Le labourage nivernais, domination de l’homme sur la nature
« J’avais bien aussi l’arrière-pensée de célébrer au moyen de mon pinceau l’art de tracer les sillons d’où sort le pain qui nourrit l’humanité tout entière. », c’est en ces termes que Rosa Bonheur explique l’enjeu de sa peinture à son amie et biographe Anna Klumpcke.

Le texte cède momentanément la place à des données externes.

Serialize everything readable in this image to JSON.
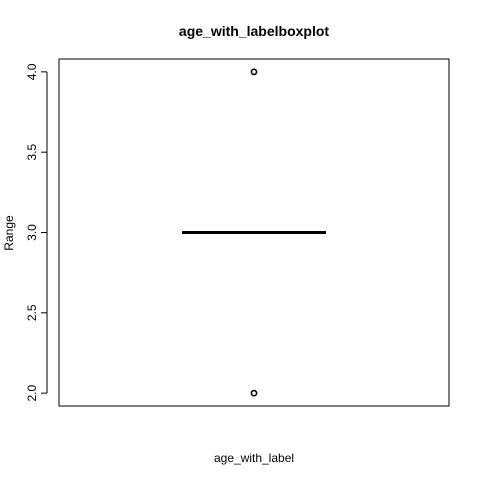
{
  "chart_data": {
    "type": "boxplot",
    "title": "age_with_labelboxplot",
    "xlabel": "age_with_label",
    "ylabel": "Range",
    "ylim": [
      1.92,
      4.08
    ],
    "y_ticks": [
      "2.0",
      "2.5",
      "3.0",
      "3.5",
      "4.0"
    ],
    "grid": false,
    "series": [
      {
        "min": 3.0,
        "q1": 3.0,
        "median": 3.0,
        "q3": 3.0,
        "max": 3.0,
        "outliers": [
          2.0,
          4.0
        ]
      }
    ]
  },
  "colors": {
    "background": "#ffffff",
    "ink": "#000000"
  }
}
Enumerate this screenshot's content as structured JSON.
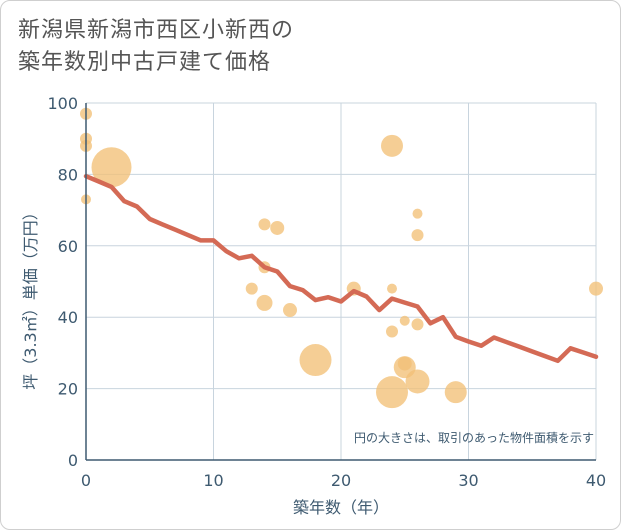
{
  "title_line1": "新潟県新潟市西区小新西の",
  "title_line2": "築年数別中古戸建て価格",
  "chart_data": {
    "type": "scatter",
    "xlabel": "築年数（年）",
    "ylabel": "坪（3.3㎡）単価（万円）",
    "xlim": [
      0,
      40
    ],
    "ylim": [
      0,
      100
    ],
    "xticks": [
      "0",
      "10",
      "20",
      "30",
      "40"
    ],
    "yticks": [
      "0",
      "20",
      "40",
      "60",
      "80",
      "100"
    ],
    "grid": true,
    "annotation": "円の大きさは、取引のあった物件面積を示す",
    "colors": {
      "points": "#f2c077",
      "trend": "#d46a55",
      "grid": "#c8d4de",
      "axis": "#3e5a70"
    },
    "scatter_series": [
      {
        "x": 0,
        "y": 97,
        "size": 6
      },
      {
        "x": 0,
        "y": 90,
        "size": 6
      },
      {
        "x": 0,
        "y": 88,
        "size": 6
      },
      {
        "x": 0,
        "y": 73,
        "size": 5
      },
      {
        "x": 2,
        "y": 82,
        "size": 20
      },
      {
        "x": 13,
        "y": 48,
        "size": 6
      },
      {
        "x": 14,
        "y": 66,
        "size": 6
      },
      {
        "x": 14,
        "y": 54,
        "size": 6
      },
      {
        "x": 14,
        "y": 44,
        "size": 8
      },
      {
        "x": 15,
        "y": 65,
        "size": 7
      },
      {
        "x": 16,
        "y": 42,
        "size": 7
      },
      {
        "x": 18,
        "y": 28,
        "size": 16
      },
      {
        "x": 21,
        "y": 48,
        "size": 7
      },
      {
        "x": 24,
        "y": 88,
        "size": 11
      },
      {
        "x": 24,
        "y": 48,
        "size": 5
      },
      {
        "x": 24,
        "y": 36,
        "size": 6
      },
      {
        "x": 24,
        "y": 19,
        "size": 16
      },
      {
        "x": 25,
        "y": 39,
        "size": 5
      },
      {
        "x": 25,
        "y": 27,
        "size": 7
      },
      {
        "x": 25,
        "y": 26,
        "size": 11
      },
      {
        "x": 26,
        "y": 69,
        "size": 5
      },
      {
        "x": 26,
        "y": 63,
        "size": 6
      },
      {
        "x": 26,
        "y": 38,
        "size": 6
      },
      {
        "x": 26,
        "y": 22,
        "size": 12
      },
      {
        "x": 29,
        "y": 19,
        "size": 11
      },
      {
        "x": 40,
        "y": 48,
        "size": 7
      }
    ],
    "trend_line": {
      "x": [
        0,
        1,
        2,
        3,
        4,
        5,
        6,
        7,
        8,
        9,
        10,
        11,
        12,
        13,
        14,
        15,
        16,
        17,
        18,
        19,
        20,
        21,
        22,
        23,
        24,
        25,
        26,
        27,
        28,
        29,
        30,
        31,
        32,
        33,
        34,
        35,
        36,
        37,
        38,
        39,
        40
      ],
      "y": [
        79.5,
        78,
        76.5,
        72.5,
        71,
        67.5,
        66,
        64.5,
        63,
        61.5,
        61.5,
        58.5,
        56.5,
        57.2,
        54,
        52.8,
        48.7,
        47.6,
        44.8,
        45.6,
        44.4,
        47.3,
        45.8,
        42,
        45.2,
        44.1,
        43,
        38.3,
        40,
        34.5,
        33.2,
        32,
        34.3,
        33,
        31.7,
        30.4,
        29.1,
        27.8,
        31.3,
        30.1,
        28.9
      ]
    }
  }
}
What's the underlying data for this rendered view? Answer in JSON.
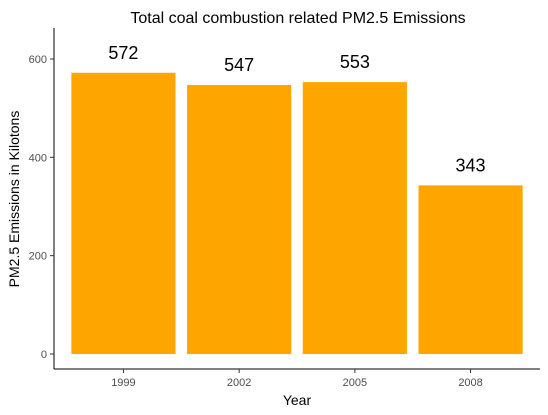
{
  "chart_data": {
    "type": "bar",
    "title": "Total coal combustion related PM2.5 Emissions",
    "xlabel": "Year",
    "ylabel": "PM2.5 Emissions in Kilotons",
    "categories": [
      "1999",
      "2002",
      "2005",
      "2008"
    ],
    "values": [
      572,
      547,
      553,
      343
    ],
    "data_labels": [
      "572",
      "547",
      "553",
      "343"
    ],
    "ylim": [
      0,
      650
    ],
    "yticks": [
      0,
      200,
      400,
      600
    ],
    "ytick_labels": [
      "0",
      "200",
      "400",
      "600"
    ],
    "bar_color": "#ffa500",
    "grid": false,
    "legend": "none"
  }
}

Qui pousse ce chant nivernais ? A cette période de sombrage, pas moins de deux attelages de six bœufs. Pris entre deux obliques, ils lient le sol et le ciel. Puissance de l’effort, sérénité de la force, intermédiaire entre l’homme et le fruit de la terre, ils en assurent la domination, le travail, la richesse. Pour obtenir ce sentiment de sécurité et d’allégresse, quel rôle joue la composition ?
1849 – 134 cm x 260 cm
Sujet
Une scène réaliste de labour dans le Nivernais par un radieux soleil de fin d’été. Rosa Bonheur, peintre et sculpteur, née dans le sérail et douée d’une personnalité très indépendante et « détonante » pour son époque a traversé presque tout le XIXe siècle. Le succès de ses toiles exaltant dans le style du naturalisme la nature et le monde animal d’une vigoureuse santé lui valurent médailles, commandes de l’État comme ce tableau (commandé en 1848) et légion d’honneur en 1899. Amie de la reine Victoria, sa réputation a traversé les frontières de l’Europe pour s’étendre aux États-Unis.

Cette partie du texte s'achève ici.